The first new state department since 1995 was to be created in July, under Act 50 of 2010. To date, however, the Corbett administration has not taken the steps to establish a new, cabinet-level Department of Drug and Alcohol Programs.
Budget Secretary Charles Zogby appeared before the House Human Services Committee to explain the delay, and testified that financial pressures make the change impractical. Zogby notes that current finances warrant a look at the consolidation of departments, not the creation of a new one. “We are going to have to think fundamentally different about how we deliver state services in this commonwealth,” Zogby says.

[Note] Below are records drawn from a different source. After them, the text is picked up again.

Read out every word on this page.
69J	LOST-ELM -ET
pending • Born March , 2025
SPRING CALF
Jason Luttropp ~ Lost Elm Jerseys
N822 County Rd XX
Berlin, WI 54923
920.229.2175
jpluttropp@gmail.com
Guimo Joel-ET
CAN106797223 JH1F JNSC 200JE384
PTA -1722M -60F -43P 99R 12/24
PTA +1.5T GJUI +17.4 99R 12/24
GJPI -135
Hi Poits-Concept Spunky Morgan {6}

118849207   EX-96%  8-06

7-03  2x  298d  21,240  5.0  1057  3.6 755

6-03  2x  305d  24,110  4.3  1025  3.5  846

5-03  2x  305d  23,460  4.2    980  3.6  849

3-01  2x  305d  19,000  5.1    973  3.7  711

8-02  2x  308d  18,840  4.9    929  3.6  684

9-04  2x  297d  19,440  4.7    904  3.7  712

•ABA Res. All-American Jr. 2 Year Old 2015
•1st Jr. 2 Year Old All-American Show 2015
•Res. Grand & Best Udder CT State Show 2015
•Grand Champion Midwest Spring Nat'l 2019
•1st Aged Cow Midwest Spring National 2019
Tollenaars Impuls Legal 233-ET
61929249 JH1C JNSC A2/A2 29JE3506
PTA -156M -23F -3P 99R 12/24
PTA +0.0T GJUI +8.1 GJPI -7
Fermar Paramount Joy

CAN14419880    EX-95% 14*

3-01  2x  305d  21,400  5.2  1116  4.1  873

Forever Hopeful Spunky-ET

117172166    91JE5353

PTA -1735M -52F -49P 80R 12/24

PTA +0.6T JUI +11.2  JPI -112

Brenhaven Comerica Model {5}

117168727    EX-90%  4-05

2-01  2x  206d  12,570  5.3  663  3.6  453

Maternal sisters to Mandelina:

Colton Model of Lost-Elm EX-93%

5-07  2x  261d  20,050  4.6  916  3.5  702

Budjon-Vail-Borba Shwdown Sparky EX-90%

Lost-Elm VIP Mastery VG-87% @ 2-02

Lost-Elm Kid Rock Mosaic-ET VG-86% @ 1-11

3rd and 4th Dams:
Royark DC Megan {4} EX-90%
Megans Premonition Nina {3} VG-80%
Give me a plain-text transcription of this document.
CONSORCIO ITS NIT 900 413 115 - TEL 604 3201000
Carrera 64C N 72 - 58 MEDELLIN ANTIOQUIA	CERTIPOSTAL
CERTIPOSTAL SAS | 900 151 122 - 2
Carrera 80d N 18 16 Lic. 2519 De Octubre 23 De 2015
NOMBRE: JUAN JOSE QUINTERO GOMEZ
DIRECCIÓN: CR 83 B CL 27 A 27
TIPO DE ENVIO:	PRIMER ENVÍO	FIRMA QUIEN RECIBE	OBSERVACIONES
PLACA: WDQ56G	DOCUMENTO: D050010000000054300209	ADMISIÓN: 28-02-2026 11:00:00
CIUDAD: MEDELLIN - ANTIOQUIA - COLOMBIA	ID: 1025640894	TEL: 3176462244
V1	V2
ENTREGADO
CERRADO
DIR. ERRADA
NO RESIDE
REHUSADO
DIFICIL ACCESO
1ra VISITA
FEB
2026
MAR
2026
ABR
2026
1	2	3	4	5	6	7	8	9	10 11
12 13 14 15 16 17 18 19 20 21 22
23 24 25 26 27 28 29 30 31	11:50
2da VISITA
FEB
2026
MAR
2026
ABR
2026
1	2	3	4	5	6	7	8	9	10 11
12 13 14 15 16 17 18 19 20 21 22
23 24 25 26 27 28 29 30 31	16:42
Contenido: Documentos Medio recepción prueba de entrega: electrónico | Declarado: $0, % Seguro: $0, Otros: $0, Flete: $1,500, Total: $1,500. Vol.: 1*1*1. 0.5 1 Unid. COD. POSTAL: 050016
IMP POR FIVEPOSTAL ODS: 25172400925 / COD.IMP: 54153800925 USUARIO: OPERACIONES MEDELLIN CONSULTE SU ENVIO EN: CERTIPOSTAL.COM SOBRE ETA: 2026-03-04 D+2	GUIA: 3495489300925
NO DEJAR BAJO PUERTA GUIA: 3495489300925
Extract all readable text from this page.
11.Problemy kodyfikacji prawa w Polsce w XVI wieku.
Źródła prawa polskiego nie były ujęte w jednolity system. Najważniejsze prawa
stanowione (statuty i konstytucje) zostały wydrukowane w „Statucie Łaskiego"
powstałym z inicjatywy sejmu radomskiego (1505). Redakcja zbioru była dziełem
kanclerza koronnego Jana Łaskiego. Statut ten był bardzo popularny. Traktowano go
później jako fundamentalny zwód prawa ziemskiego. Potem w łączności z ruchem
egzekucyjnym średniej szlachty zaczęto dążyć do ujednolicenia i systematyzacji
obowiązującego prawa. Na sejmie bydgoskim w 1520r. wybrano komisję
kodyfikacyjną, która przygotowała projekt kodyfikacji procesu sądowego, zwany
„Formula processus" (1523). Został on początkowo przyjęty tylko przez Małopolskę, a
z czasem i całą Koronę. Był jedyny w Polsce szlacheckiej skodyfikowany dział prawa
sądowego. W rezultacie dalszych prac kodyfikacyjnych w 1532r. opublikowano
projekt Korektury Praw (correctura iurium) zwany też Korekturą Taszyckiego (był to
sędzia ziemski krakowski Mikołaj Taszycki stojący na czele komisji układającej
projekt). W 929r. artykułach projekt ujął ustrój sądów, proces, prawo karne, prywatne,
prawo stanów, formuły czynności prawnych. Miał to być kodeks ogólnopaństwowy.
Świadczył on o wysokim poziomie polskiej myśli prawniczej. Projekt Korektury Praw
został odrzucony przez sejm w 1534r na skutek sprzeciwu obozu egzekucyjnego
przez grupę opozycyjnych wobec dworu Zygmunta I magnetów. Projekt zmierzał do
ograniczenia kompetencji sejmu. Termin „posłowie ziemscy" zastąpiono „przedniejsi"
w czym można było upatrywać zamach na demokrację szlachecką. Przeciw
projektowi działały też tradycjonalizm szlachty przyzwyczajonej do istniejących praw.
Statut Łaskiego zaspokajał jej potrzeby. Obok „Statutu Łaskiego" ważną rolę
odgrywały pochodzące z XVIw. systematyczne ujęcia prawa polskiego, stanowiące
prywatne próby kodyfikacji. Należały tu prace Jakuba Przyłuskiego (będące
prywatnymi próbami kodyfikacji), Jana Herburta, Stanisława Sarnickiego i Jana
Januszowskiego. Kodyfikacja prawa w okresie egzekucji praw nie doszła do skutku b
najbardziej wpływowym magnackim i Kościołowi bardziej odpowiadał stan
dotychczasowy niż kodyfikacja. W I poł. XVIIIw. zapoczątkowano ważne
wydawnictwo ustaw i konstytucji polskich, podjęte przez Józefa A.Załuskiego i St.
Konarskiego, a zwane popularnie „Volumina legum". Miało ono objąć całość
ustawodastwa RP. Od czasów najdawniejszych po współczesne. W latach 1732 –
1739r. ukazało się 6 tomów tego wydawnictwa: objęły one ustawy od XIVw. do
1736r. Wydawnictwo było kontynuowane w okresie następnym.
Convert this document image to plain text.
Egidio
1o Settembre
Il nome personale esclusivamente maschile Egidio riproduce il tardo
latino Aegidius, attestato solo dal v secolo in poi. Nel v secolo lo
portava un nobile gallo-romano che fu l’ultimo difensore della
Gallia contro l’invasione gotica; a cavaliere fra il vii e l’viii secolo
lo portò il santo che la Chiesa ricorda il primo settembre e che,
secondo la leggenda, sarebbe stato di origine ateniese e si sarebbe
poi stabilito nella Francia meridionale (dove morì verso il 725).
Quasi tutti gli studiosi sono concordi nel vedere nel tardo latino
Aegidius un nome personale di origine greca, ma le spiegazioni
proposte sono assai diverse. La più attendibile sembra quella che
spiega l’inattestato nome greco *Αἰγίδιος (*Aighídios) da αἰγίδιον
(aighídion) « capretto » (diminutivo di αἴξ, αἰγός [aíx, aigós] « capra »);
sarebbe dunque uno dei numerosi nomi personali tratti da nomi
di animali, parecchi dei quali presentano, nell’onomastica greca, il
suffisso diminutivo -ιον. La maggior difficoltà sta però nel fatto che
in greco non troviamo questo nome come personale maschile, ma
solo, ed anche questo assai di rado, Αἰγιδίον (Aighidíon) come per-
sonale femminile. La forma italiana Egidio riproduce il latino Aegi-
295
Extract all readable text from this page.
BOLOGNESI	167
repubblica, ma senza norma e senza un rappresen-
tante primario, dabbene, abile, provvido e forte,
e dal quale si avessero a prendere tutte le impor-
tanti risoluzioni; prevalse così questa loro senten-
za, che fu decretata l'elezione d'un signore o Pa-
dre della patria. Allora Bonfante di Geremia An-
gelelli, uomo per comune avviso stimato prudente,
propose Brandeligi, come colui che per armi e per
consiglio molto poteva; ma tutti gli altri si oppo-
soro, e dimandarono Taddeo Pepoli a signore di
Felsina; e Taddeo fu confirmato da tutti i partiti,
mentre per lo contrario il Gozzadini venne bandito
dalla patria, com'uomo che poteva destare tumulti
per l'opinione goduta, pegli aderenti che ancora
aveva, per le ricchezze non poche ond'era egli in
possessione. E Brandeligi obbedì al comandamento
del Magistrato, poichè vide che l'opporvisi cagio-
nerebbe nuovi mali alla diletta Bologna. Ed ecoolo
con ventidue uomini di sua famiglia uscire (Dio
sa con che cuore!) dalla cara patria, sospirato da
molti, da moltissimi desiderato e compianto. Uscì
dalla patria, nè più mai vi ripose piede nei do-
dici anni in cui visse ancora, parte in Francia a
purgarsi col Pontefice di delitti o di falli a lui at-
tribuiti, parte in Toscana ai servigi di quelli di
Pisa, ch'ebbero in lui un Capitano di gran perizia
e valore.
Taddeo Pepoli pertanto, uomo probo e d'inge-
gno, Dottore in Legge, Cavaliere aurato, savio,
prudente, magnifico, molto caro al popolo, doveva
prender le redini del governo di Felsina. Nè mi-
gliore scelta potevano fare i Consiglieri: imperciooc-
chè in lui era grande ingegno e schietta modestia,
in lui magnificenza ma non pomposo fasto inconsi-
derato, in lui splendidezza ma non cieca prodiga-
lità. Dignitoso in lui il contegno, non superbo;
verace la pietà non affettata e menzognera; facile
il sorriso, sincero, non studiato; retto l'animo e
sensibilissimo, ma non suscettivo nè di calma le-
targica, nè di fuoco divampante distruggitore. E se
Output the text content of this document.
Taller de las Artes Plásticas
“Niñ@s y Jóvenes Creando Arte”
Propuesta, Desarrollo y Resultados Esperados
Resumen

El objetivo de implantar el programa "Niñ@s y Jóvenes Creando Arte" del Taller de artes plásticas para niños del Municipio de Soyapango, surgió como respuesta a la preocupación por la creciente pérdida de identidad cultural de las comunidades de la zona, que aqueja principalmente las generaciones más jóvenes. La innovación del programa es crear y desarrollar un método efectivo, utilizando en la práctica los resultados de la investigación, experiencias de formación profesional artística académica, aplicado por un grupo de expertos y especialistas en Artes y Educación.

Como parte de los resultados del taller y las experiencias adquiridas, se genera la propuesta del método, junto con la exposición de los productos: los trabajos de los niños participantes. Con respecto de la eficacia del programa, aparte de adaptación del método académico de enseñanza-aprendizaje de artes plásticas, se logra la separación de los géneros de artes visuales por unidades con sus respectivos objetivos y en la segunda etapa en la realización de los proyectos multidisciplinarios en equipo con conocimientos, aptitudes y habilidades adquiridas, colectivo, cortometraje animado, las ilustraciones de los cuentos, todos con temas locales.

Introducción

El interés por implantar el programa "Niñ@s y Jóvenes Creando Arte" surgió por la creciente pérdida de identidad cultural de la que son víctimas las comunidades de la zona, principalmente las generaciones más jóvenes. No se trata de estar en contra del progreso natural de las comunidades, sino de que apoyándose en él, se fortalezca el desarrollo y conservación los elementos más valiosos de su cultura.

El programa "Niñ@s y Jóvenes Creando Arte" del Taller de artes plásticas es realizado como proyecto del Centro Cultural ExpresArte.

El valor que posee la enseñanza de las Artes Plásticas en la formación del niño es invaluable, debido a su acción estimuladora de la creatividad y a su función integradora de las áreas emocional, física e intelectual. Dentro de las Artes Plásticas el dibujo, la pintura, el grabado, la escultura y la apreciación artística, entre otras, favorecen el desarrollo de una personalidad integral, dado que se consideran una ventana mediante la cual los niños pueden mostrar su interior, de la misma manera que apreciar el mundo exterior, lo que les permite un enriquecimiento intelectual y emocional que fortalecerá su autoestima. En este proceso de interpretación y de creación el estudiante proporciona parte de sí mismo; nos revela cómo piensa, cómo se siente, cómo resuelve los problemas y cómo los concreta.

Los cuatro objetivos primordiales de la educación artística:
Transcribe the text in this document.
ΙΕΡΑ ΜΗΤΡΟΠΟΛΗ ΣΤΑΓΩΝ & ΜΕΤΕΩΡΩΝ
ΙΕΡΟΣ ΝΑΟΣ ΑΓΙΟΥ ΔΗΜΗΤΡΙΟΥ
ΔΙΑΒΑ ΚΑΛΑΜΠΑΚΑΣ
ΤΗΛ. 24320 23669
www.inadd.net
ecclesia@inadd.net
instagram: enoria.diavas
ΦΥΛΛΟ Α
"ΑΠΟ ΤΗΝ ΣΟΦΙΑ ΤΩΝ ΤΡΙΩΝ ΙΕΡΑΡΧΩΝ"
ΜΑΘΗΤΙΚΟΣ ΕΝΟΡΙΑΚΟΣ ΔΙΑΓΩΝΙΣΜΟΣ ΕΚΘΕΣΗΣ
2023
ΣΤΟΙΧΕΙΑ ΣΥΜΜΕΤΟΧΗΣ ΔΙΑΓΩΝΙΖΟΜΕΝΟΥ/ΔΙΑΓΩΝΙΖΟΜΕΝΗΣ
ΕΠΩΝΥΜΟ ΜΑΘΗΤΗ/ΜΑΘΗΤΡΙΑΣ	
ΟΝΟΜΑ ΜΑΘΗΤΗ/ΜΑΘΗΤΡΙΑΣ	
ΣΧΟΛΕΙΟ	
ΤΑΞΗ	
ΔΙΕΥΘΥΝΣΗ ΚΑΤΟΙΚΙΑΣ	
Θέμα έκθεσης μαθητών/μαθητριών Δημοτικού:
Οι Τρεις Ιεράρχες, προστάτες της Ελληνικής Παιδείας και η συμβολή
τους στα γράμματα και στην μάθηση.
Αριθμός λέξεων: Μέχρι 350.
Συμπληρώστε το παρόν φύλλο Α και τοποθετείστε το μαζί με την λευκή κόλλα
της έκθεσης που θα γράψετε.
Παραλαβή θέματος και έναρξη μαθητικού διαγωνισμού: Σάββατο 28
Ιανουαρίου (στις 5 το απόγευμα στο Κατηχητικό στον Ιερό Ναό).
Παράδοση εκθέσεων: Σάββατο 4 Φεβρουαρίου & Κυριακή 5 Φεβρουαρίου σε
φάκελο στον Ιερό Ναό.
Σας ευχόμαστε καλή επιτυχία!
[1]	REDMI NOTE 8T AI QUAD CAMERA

Both the minority and majority committee chairmen think otherwise. “There are huge costs in human suffering, crime, lost work productivity and increased health care as a result of leaving addictions untreated,” says Democratic Chairman Mark Cohen (D-Philadelphia), who says inaction will not save money. “The argument by talking about all the budget pressures you’re under, I think you’re making a perfect argument about why we need this new department,” adds GOP Chair Gene DiGirolamo (R-Bucks).
Pennsylvania currently has a Bureau of Drug and Alcohol Programs within the Department of Health. The new law would elevate that bureau to a cabinet-level department. Supporters say a central agency will better coordinate treatment and prevention efforts. Zogby counters that better management of the existing 25 state programs that address addiction could accomplish the same goals.